L’article présente ensuite un cycle de rencontres et de lectures « Lire pour guérir », organisé à Paris dans le cadre du programme « Santé Culturelle » de l’Institut Rafaël. Cet institut est un centre de santé intégrative (préconisant une approche plus globale des patients) et intégrant les arts-thérapies au sein du parcours d’accompagnement des patients. Il s’agit d’arts plastiques, de danse thérapie, de chant et de chorale, de musicothérapie, et enfin – c’est pourquoi cela nous concerne au café – d’écriture-thérapie.
« Lire pour guérir » réunit des auteurs, des patients et des soignants pour explorer l’épreuve de la maladie et de la souffrance, mais aussi l’expérience intime et collective de la guérison.
Les médecins observent les effets bénéfiques : diminution de l’anxiété, de la dépression, du sentiment d’isolement. On connaissait l’effet positif de la lecture mais il semble que l’écriture manuelle soit encore plus puissante, permettant d’exprimer et donc de soulager sa souffrance.
La puissance des mots et de la parole est bien plus grande que ce que l’on peut imaginer. Nous en sommes, je suis sûr, tous bien convaincus au café littéraire de Passerelles, par notre présence fidèle.
Sylvie, alors, donne la parole à Isabelle, pour parler de AKI Shimazaki une écrivaine japonaise née au Japon dans une famille d’agriculteur. Elle développe une passion pour la littérature et vit actuellement à Montréal depuis 1991. A 40 ans elle apprend le Français qui devient sa langue d’écriture, elle choisit des végétaux ou des oiseaux raffinés pour annoncer ses recherches esthétisantes. Tous les titres de ses livres portent un nom japonais. Isabelle a apporté un trésor :
Cinq volumes constituent « Le Poids des secrets »(Hotaru) chez Actes Sud : cinq récits qui forment une histoire unique sous des formes différentes. Ecrits entre 1999 et 2004, ils s’organisent autour des principes politiques japonais, particulièrement de l’immigration interdite des Coréens en 1921. Chaque tome dévoile des secrets enfouis dans une forme simple et poétique. Par exemple Yukio et yukiko se connaissaient dans leur prime jeunesse, mais ils grandissent séparés et se retrouvent quelques années plus tard à Nagazaki, juste avant la guerre et la bombe nucléaire. Ils survivent et se lient d’une amitié très forte. Quel sera leur destin et celui de leurs descendants ? Le schéma initial se répète mais avec des narrateurs différents qui n’ont pas les mêmes ressentis. Ce livre est la racine des volumes suivants, un cycle romanesque. Elle reçoit des prix canadiens en 2003-2004, pour Hotaru, Tsubaki… voir les photos en fin de CR.
Des remarques sont formulées sur les besoins d’immigration du japon, qui remontent à la guerre contre la Corée ; les conditions de vie administrative des Japonais : dès la naissance, ils sont déjà inscrits dans une école, cela fait partie de l’Etat-civil de chacun. Il n’existe pas de Caste, mais de fortes différences dans les groupes sociaux qui gèrent les alliances et les mariages.

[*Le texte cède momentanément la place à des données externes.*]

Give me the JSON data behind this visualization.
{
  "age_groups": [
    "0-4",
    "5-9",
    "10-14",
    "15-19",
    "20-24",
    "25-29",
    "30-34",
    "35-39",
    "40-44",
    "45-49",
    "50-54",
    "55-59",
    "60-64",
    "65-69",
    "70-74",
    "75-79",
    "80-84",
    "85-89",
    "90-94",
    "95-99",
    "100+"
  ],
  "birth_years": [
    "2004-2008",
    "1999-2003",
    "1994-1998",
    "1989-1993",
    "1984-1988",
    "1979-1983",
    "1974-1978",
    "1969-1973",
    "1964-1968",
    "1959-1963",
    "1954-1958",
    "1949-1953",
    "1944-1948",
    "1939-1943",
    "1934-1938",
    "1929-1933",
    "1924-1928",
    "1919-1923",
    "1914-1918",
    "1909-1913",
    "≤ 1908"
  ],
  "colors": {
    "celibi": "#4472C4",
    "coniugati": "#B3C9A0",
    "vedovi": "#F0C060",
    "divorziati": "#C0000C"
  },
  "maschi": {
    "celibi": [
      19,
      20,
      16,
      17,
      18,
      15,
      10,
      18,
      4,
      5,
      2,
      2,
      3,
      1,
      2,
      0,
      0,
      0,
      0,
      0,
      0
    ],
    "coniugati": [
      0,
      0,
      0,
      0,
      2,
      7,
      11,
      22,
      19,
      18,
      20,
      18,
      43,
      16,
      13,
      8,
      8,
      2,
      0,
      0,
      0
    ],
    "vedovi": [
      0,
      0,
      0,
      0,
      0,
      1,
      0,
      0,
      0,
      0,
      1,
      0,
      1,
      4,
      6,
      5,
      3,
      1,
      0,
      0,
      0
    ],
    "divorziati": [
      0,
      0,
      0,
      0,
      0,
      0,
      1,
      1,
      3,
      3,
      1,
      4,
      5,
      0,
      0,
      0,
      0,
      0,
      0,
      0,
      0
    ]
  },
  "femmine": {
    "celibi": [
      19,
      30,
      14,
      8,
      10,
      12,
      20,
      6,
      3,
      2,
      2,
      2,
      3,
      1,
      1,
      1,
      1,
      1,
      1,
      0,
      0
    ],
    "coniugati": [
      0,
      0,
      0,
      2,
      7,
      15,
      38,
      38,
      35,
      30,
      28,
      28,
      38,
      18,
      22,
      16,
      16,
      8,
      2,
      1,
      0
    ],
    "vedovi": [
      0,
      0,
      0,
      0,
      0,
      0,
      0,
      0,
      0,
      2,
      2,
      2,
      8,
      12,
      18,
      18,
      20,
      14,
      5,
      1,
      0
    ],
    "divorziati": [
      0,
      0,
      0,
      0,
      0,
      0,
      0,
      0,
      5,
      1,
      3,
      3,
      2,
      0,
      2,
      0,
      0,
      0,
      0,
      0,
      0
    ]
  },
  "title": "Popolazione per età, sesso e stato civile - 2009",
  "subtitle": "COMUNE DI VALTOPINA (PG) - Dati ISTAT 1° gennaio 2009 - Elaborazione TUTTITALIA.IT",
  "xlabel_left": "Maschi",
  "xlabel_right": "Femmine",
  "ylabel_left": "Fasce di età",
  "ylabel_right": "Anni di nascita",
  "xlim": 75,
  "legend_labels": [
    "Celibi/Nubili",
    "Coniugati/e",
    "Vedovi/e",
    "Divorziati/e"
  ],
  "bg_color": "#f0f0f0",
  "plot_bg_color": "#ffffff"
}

Marie-José est très sensible à ce que dit Isabelle, elle parle de « L’épure » de ces livres, une forme condensée et raffinée du dessin ou de l’intrigue. Sylvie aime aussi cette forme d’art dont la perfection peut rendre addict ! On reparle du « Chat de la maison des souvenirs », présenté par Evelyne il me semble ?

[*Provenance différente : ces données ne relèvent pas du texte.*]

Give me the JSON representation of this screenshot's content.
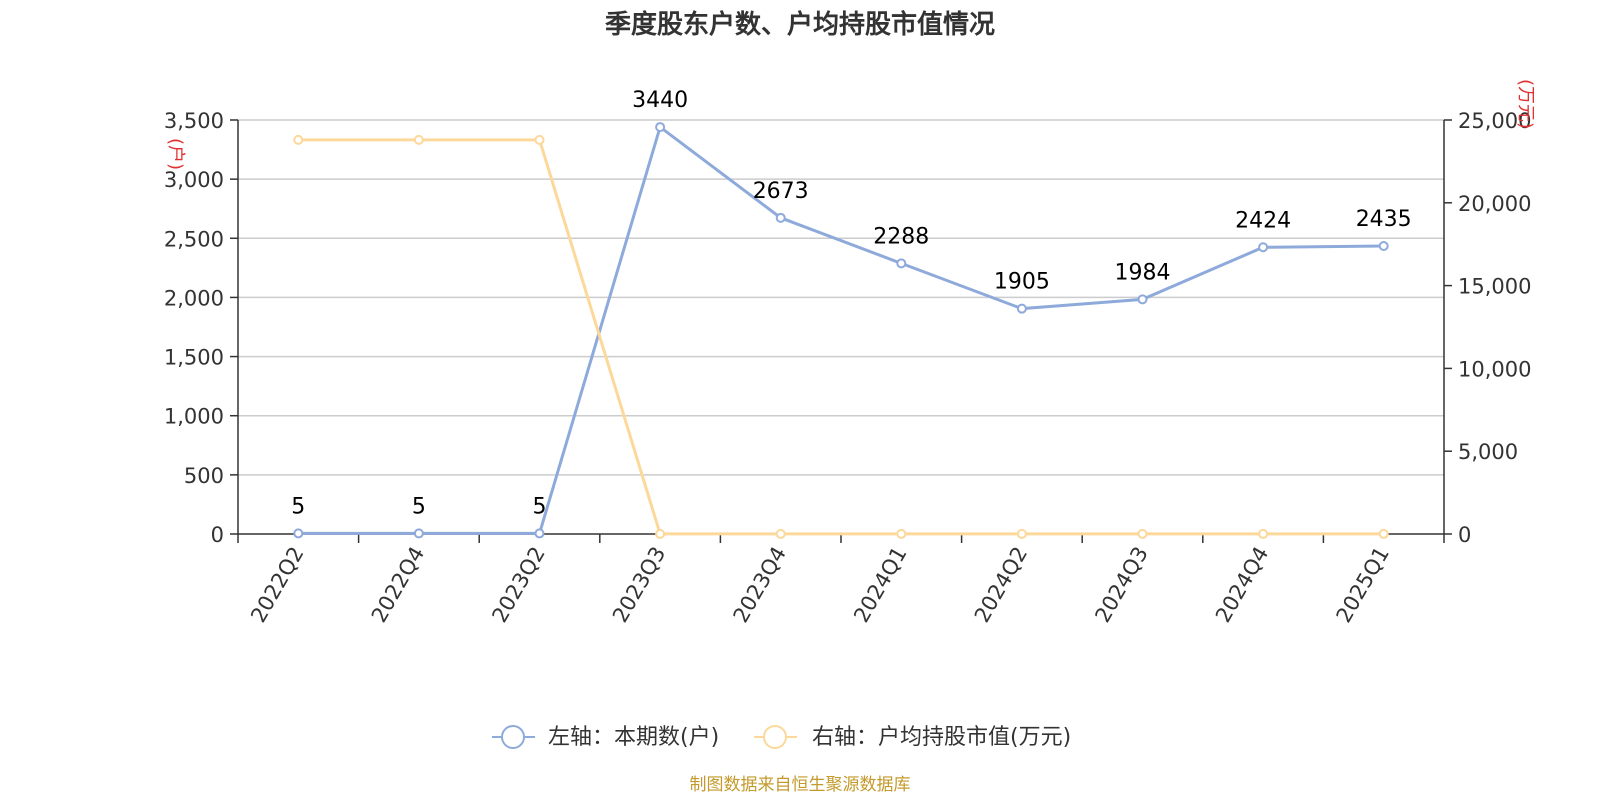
{
  "chart_data": {
    "type": "line",
    "title": "季度股东户数、户均持股市值情况",
    "categories": [
      "2022Q2",
      "2022Q4",
      "2023Q2",
      "2023Q3",
      "2023Q4",
      "2024Q1",
      "2024Q2",
      "2024Q3",
      "2024Q4",
      "2025Q1"
    ],
    "y_left": {
      "unit": "(户)",
      "range": [
        0,
        3500
      ],
      "ticks": [
        "0",
        "500",
        "1,000",
        "1,500",
        "2,000",
        "2,500",
        "3,000",
        "3,500"
      ]
    },
    "y_right": {
      "unit": "(万元)",
      "range": [
        0,
        25000
      ],
      "ticks": [
        "0",
        "5,000",
        "10,000",
        "15,000",
        "20,000",
        "25,000"
      ]
    },
    "series": [
      {
        "name": "左轴：本期数(户)",
        "axis": "left",
        "color": "#8eaadb",
        "values": [
          5,
          5,
          5,
          3440,
          2673,
          2288,
          1905,
          1984,
          2424,
          2435
        ],
        "labels": [
          "5",
          "5",
          "5",
          "3440",
          "2673",
          "2288",
          "1905",
          "1984",
          "2424",
          "2435"
        ]
      },
      {
        "name": "右轴：户均持股市值(万元)",
        "axis": "right",
        "color": "#fcd89a",
        "values": [
          23800,
          23800,
          23800,
          5,
          5,
          5,
          5,
          5,
          5,
          5
        ]
      }
    ],
    "grid": true,
    "legend_position": "bottom-center",
    "source": "制图数据来自恒生聚源数据库"
  }
}
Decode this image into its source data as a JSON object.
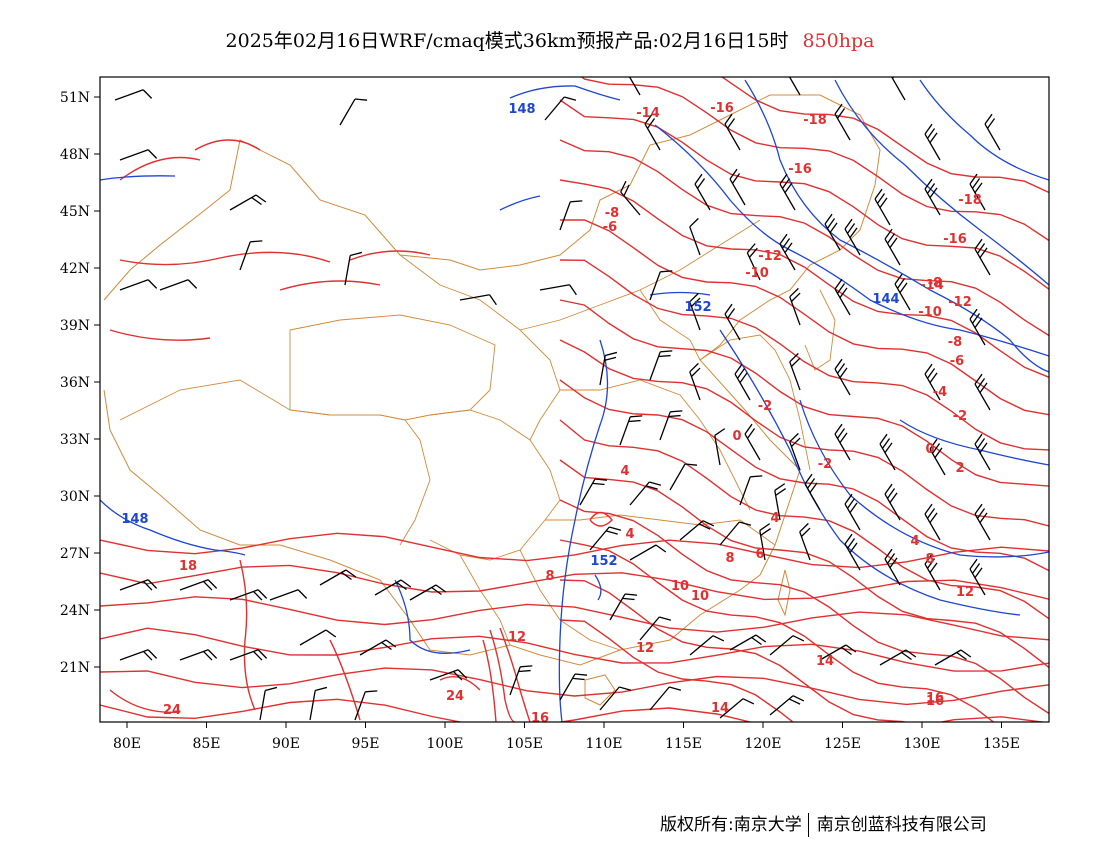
{
  "title": {
    "main": "2025年02月16日WRF/cmaq模式36km预报产品:02月16日15时",
    "level": "850hpa"
  },
  "axes": {
    "x_ticks": [
      "80E",
      "85E",
      "90E",
      "95E",
      "100E",
      "105E",
      "110E",
      "115E",
      "120E",
      "125E",
      "130E",
      "135E"
    ],
    "y_ticks": [
      "51N",
      "48N",
      "45N",
      "42N",
      "39N",
      "36N",
      "33N",
      "30N",
      "27N",
      "24N",
      "21N"
    ]
  },
  "credits": {
    "left": "版权所有:南京大学",
    "right": "南京创蓝科技有限公司"
  },
  "colors": {
    "temperature": "#e03030",
    "height": "#1e46d2",
    "border": "#d4893a",
    "wind": "#000000"
  },
  "labels": {
    "temperature": [
      "-14",
      "-16",
      "-18",
      "-16",
      "-18",
      "-8",
      "-6",
      "-16",
      "-12",
      "-10",
      "-8",
      "-14",
      "-12",
      "-10",
      "-8",
      "-6",
      "-4",
      "-2",
      "-2",
      "0",
      "-2",
      "4",
      "0",
      "2",
      "4",
      "4",
      "4",
      "6",
      "8",
      "8",
      "10",
      "12",
      "8",
      "10",
      "12",
      "12",
      "14",
      "14",
      "16",
      "16",
      "18",
      "24",
      "24",
      "16"
    ],
    "height": [
      "148",
      "152",
      "144",
      "148",
      "152"
    ]
  }
}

Merci Isabelle de nous faire connaître ces pépites. Tu nous rappelles que la merveilleuse actrice de Hamnet a été récompensée par un oscar.
C’est à Béatrice de prendre la parole pour présenter le deuxième livre de Th Schlesser le « Chat du Jardinier » . Nous avions adoré son deuxième roman « Les yeux de Mona » vendu en France et à l’étranger à plus de 500 000 exemplaires. Et l’écrivain de se confier ; « La vie m’a souvent passé à tabac » !!! Il est jeune, né en 1977, il a vécu une enfance disloquée entre sa famille et le TNP Jean Vilar : par sa belle-mère Maria Casarès, une grande tragédienne de ce théâtre, qui épouse André Schlesser, père de Thomas, en 1978, il est Chanteur de cabaret et comédien (décédé en1985) ; elle est aussi très liée à Albert Camus. Thomas est resté proche de son père qu’il a beaucoup aidé.
Il fait sa thèse sur Courbet en histoire de l’Art, puis s’intéresse à la politique qui influence l’esthétique, les caricatures, la censure…la publicité ; Il dirige actuellement la Fondation Hans Hartung et Anna-Eva Bergman, il enseigne à Polytechnique et se révèle un enseignant passionné jusque dans ses romans.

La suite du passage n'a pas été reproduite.